Estes são apenas os traços iniciais, os esboços daquilo sobre o qual estou trabalhando. Quiçá desenvolverei um curso de lições dedicadas a estes conceitos. Mas espero que os contornos estejam claros. Isso é aquilo que eu gostava de compartilhar convosco.
Uma última coisa: gostaria de agradecer a todos os participantes, porque a conferência de hoje fez-me escrever um caderno inteiro de anotações e em cada relação encontrei teses para mim muito importantes, que deverão ser ulteriormente desenvolvidas. (Nomeadamente por nós seus leitores e admiradores]
Enfim, esta conferência distinguiu-se pelo facto de estar muito próxima e ao mesmo tempo muito distante da vida. Próxima na medida em que estamos envolvidos na eternidade e distante na medida em que o mundo que nos circunda é uma ilusão.»
Este capítulo do livro Optimismo escatológico, da tradução italiana dada à luz por Maurizzio Murelli, dem 2023, na Aga Editrice, Milano, Darya Aleksandrova Dugina. La Mia Visione del Mondo. Ottimismo Escatologico foi traduzido por por Daniella Paez Coelho, com pequena participação e revisão de Pedro Teixeira da Mota.

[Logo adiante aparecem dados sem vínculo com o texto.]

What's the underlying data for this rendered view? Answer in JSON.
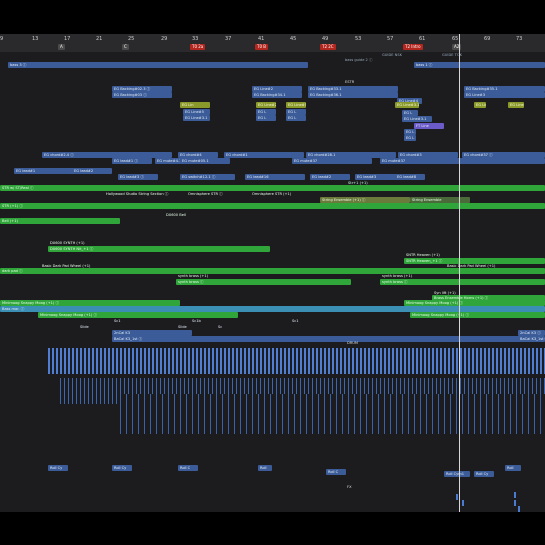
{
  "ruler": {
    "bars": [
      "9",
      "13",
      "17",
      "21",
      "25",
      "29",
      "33",
      "37",
      "41",
      "45",
      "49",
      "53",
      "57",
      "61",
      "65",
      "69",
      "73"
    ],
    "markers": [
      {
        "label": "A",
        "color": "#5a5a5a"
      },
      {
        "label": "C",
        "color": "#5a5a5a"
      },
      {
        "label": "T0 2a",
        "color": "#b3261e"
      },
      {
        "label": "T0 B",
        "color": "#b3261e"
      },
      {
        "label": "T2 2C",
        "color": "#b3261e"
      },
      {
        "label": "T2 Intro",
        "color": "#b3261e"
      },
      {
        "label": "A2",
        "color": "#5a5a5a"
      }
    ],
    "guides": [
      "GUIDE NSK",
      "GUIDE TOK"
    ]
  },
  "regions": [
    {
      "label": "bass 3  ⓘ",
      "style": "blue"
    },
    {
      "label": "bass guide 2  ⓘ",
      "style": "blue"
    },
    {
      "label": "bass 1  ⓘ",
      "style": "blue"
    },
    {
      "label": "ESTR",
      "style": "plain"
    },
    {
      "label": "EG Backing#02.3  ⓘ",
      "style": "blue"
    },
    {
      "label": "EG Backing#03  ⓘ",
      "style": "blue"
    },
    {
      "label": "EG Line#2",
      "style": "blue"
    },
    {
      "label": "EG Backing#34.1",
      "style": "blue"
    },
    {
      "label": "EG Backing#33.1",
      "style": "blue"
    },
    {
      "label": "EG Backing#36.1",
      "style": "blue"
    },
    {
      "label": "EG Line#4",
      "style": "blue"
    },
    {
      "label": "EG Backing#35.1",
      "style": "blue"
    },
    {
      "label": "EG Line#3",
      "style": "blue"
    },
    {
      "label": "EG Lin",
      "style": "olive"
    },
    {
      "label": "EG Line#2",
      "style": "olive"
    },
    {
      "label": "EG Line#5",
      "style": "olive"
    },
    {
      "label": "EG Line#3.1",
      "style": "olive"
    },
    {
      "label": "EG L",
      "style": "blue"
    },
    {
      "label": "FT Line",
      "style": "purple"
    },
    {
      "label": "EG chord#2.4  ⓘ",
      "style": "blue"
    },
    {
      "label": "EG chord#4",
      "style": "blue"
    },
    {
      "label": "EG chord#1",
      "style": "blue"
    },
    {
      "label": "EG chord#28.1",
      "style": "blue"
    },
    {
      "label": "EG chord#3",
      "style": "blue"
    },
    {
      "label": "EG chord#37  ⓘ",
      "style": "blue"
    },
    {
      "label": "EG lead#1  ⓘ",
      "style": "blue"
    },
    {
      "label": "EG mute#4.1",
      "style": "blue"
    },
    {
      "label": "EG mute#05.1",
      "style": "blue"
    },
    {
      "label": "EG mute#37",
      "style": "blue"
    },
    {
      "label": "EG lead#1",
      "style": "blue"
    },
    {
      "label": "EG lead#2",
      "style": "blue"
    },
    {
      "label": "EG lead#3  ⓘ",
      "style": "blue"
    },
    {
      "label": "EG switch#12.1  ⓘ",
      "style": "blue"
    },
    {
      "label": "EG lead#16",
      "style": "blue"
    },
    {
      "label": "EG lead#2",
      "style": "blue"
    },
    {
      "label": "EG lead#3",
      "style": "blue"
    },
    {
      "label": "EG lead#8",
      "style": "blue"
    },
    {
      "label": "Hollywood Studio String Section ⓘ",
      "style": "green"
    },
    {
      "label": "Omnisphere STR ⓘ",
      "style": "green"
    },
    {
      "label": "Omnisphere STR (+1)",
      "style": "green"
    },
    {
      "label": "Str+1 (+1)",
      "style": "green"
    },
    {
      "label": "STR w/ ST/Real  ⓘ",
      "style": "green"
    },
    {
      "label": "String Ensemble (+1)  ⓘ",
      "style": "green"
    },
    {
      "label": "String Ensemble",
      "style": "green"
    },
    {
      "label": "STR (+1)  ⓘ",
      "style": "green"
    },
    {
      "label": "DX600 Bell",
      "style": "green"
    },
    {
      "label": "Bell (+1)",
      "style": "green"
    },
    {
      "label": "DX600 SYNTH (+1)",
      "style": "green"
    },
    {
      "label": "DX600 SYNTH Nit_+1  ⓘ",
      "style": "green"
    },
    {
      "label": "SNTR Heaven (+1)",
      "style": "green"
    },
    {
      "label": "SNTR Heaven_+1  ⓘ",
      "style": "green"
    },
    {
      "label": "Basic Dark Pad Wheel (+1)",
      "style": "green"
    },
    {
      "label": "dark pad  ⓘ",
      "style": "green"
    },
    {
      "label": "Basic Dark Pad Wheel (+1)",
      "style": "green"
    },
    {
      "label": "synth brass (+1)",
      "style": "green"
    },
    {
      "label": "synth brass (+1)",
      "style": "green"
    },
    {
      "label": "synth brass  ⓘ",
      "style": "green"
    },
    {
      "label": "synth brass  ⓘ",
      "style": "green"
    },
    {
      "label": "Syn lift (+1)",
      "style": "green"
    },
    {
      "label": "Brass Ensemble Horns (+1)  ⓘ",
      "style": "green"
    },
    {
      "label": "Minimoog Snappy Moog (+1)  ⓘ",
      "style": "green"
    },
    {
      "label": "Minimoog Snappy Moog (+1)  ⓘ",
      "style": "green"
    },
    {
      "label": "Bass mar.  ⓘ",
      "style": "green"
    },
    {
      "label": "Minimoog Snappy Moog (+1)  ⓘ",
      "style": "green"
    },
    {
      "label": "Minimoog Snappy Moog (+1)  ⓘ",
      "style": "green"
    },
    {
      "label": "Sc1",
      "style": "blue"
    },
    {
      "label": "Sc1b",
      "style": "blue"
    },
    {
      "label": "Sc1",
      "style": "blue"
    },
    {
      "label": "Slide",
      "style": "blue"
    },
    {
      "label": "Slide",
      "style": "blue"
    },
    {
      "label": "Sc",
      "style": "blue"
    },
    {
      "label": "2nCal K3",
      "style": "blue"
    },
    {
      "label": "2nCal K3  ⓘ",
      "style": "blue"
    },
    {
      "label": "BaCal K3_1st  ⓘ",
      "style": "blue"
    },
    {
      "label": "BaCal K3_1st  ⓘ",
      "style": "blue"
    },
    {
      "label": "DRUM",
      "style": "plain"
    },
    {
      "label": "Roll Cy",
      "style": "blue"
    },
    {
      "label": "Roll Cy",
      "style": "blue"
    },
    {
      "label": "Roll C",
      "style": "blue"
    },
    {
      "label": "Roll",
      "style": "blue"
    },
    {
      "label": "Roll C",
      "style": "blue"
    },
    {
      "label": "Roll Cym1",
      "style": "blue"
    },
    {
      "label": "Roll Cy",
      "style": "blue"
    },
    {
      "label": "Roll",
      "style": "blue"
    },
    {
      "label": "FX",
      "style": "plain"
    }
  ],
  "playhead": {
    "label": "playhead"
  }
}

Anote-se que Alexander Dugin concordou com o acrescento no título e que além da nota do Editor, inicial, encerra com uma postilla ou apostilha posfacial, bem valiosa de Eliseo Bertolasi, antropólogo, especialista da Rússia e analista geopolítico para a Vision & Global Trends e que conviveu bastante com Daria, Darya ou Dasha.
Insere-se (perenemente) nas homenagens que lhe foram prestadas mundialmente no quarto aniversário da data - 20 Agosto de 2022 - do seu martírio pela causa da Verdade e da Liberdade, na Rússia sagrada, Europa tradicional e Filosofia Perene de que Darya era e é uma representante valiosa e inspiradora, nomeadamente com seu mantra do optimismo escatológico
Saibamos "concentrar-nos, alingar-nos e elevar-nos animicamente, resistir ao mal e participar no mundo rumo à multipolaridade, cultivando o bem interiormente, corajosamente", como ela nos segreda...
Muita Luz, Amor e Poder na alma espiritual de Dasha, para inspiração sua, nossa e da Humanidade!